Reid’s Blowfly persona was always bubbling under the surface and reaches back to his youth. When his Grandma caught him singing a filthy extemporaneous version of “The Twist”—C’mon, Baby, Suck My Dick—she proclaimed him “nastier than a blowfly.” While “Rap Dirty” seemed a one-off aberration at the time of its release, by 1971 Reid was subsumed by Blowfly, resulting in the classic self-released debut Weird World of Blowfly, followed three years later by Blowfly on TV and a string of annual releases, all on his vanity Weird World imprint.

 

By 1980, the Blowfly Party album reached the R&B chart’s Top Thirty and the legend of Blowfly was breaking out of the African-American underground and started to permeate every corner of offbeat hipster-dom. It wasn’t all laughs for Blowfly, though; chronically controversial, at least one record was busted for stocking his Porno Freak (1978 Weird World) and, at one point, ASCAP threatened a lawsuit after he turned the Dinah Washington classic, “What A Difference A Day Makes” into “What A Difference A Lay Makes.”

 

But Blowfly’s super powers never failed him and he steadily churned out one delightful abomination after another. Often bootlegged and never exactly a huge seller—although The Twisted World of Blowfly (1991 Oops!) made #76 spot on the R&B album chart—Blowfly nonetheless formed alliances slightly more mainstream figures, such as Digital Underground, Flea of The Red Hot Chile Peppers, rock extremists Anti-Seen and former Dead Kennedys lead singer, Jello Biafra.
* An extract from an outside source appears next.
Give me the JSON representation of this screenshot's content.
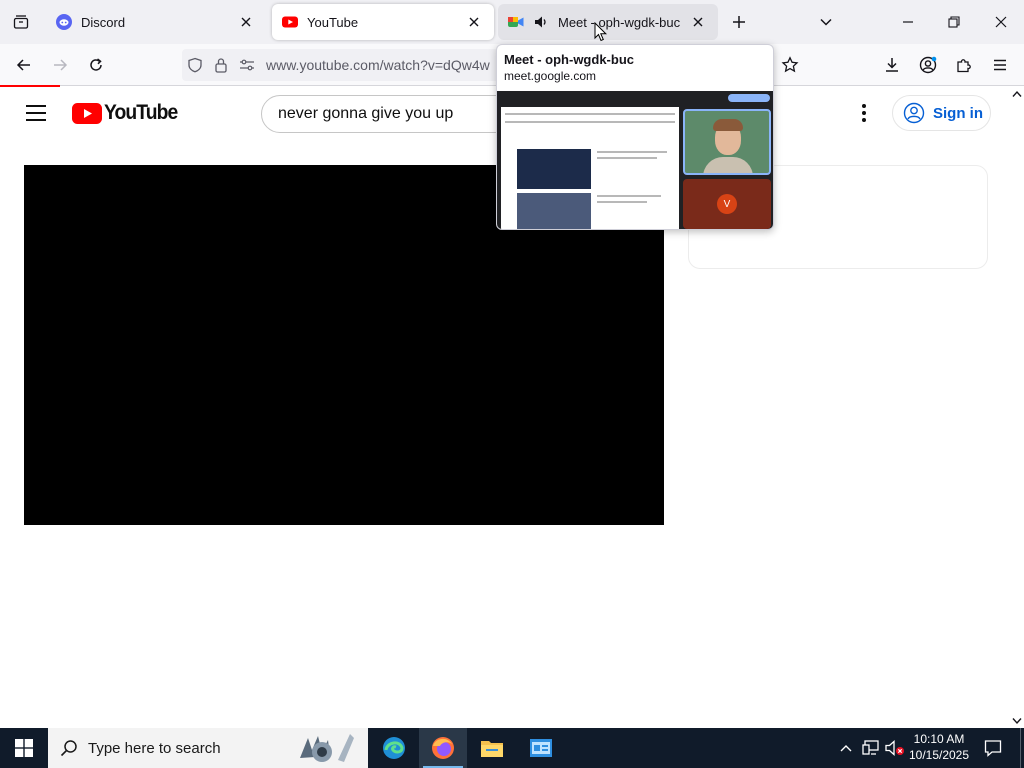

In fact, Biafra’s own record label signed Blowfly up for Fahrenheit 69 (2005 Alternative Tentacles) and Blowfly’s Punk Rock Party (2005 Alternative Tentacles). Even in his mid-sixties, the unstoppable filth-monger pressed on with a vengeance, touring not only across America but as far away as Germany and Australia. With Blowfly, only one thing is really certain: the worst is yet to come. Clarence Reid died January 17, 2016 of liver cancer. He was 76 years old.